Elles étaient malmenées surtout par leurs belles- sœurs, mais une petite portion pour leur subsistance leur était garantie. Avec l’évolution du droit, elles peuvent hériter en usufruit de la propriété familiale lignagère ou acquise à titre onéreux ou par donation mais la part qui leur revient est généralement inférieure à celle d’autres héritiers mâles.

       4.  Les veuves (abapfakazi)

 La situation de la veuve variait selon qu’elle a eu des enfants ou pas et tout dépendait du bon vouloir de la belle famille. Quand elle n’avait pas d’enfants, elle était généralement chassée ou alors on lui proposer comme mari, un des frères de son défunt époux.

Au fait, le conflit naît souvent du refus de la veuve d’être entretenue en concubinage par son beau frère ou le beau père, respectivement par la pratique dit « gucura » et « gutera intobo ».

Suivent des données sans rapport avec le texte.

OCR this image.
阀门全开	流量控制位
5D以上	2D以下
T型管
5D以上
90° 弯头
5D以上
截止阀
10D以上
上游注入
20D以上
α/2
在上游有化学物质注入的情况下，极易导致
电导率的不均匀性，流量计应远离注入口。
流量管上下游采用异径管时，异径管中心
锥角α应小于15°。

Dans la famille d’origine, elle bénéficiait un lopin de terre sur la propriété de son père pour assurer sa survie et celle de ses enfants, si elle en avait la garde. Plusieurs sources convergent sur le fait que les femmes mariées bénéficiaient généralement d’un fonds de terre en usufruit qu’on appelait  Igiseke  (Panier).  Jusqu’aujourd’hui quand les frères le leur refusent, elles saisissent les tribunaux. La détermination de la parcelle matérialisant ce droit est l’une des entraves majeures à la jouissance de ces droits. Encore que certaines en réclame la propriété et non l’usufruit. Actuellement, si elle était mariée légalement, la propriété de son mari lui revient de plein droit. N’empêche quelle soit malmenée malgré la décision du tribunal

En somme, on retient que le mode coutumier sur les successions exclue quasiment la femme burundaise de la succession en générale et de l’accès à la terre en particulier. Les quelques cas de testament et de donations restaient largement insignifiants. L’évolution du droit est irréversible mais plusieurs efforts sont encore nécessaires pour combler ce vide juridique.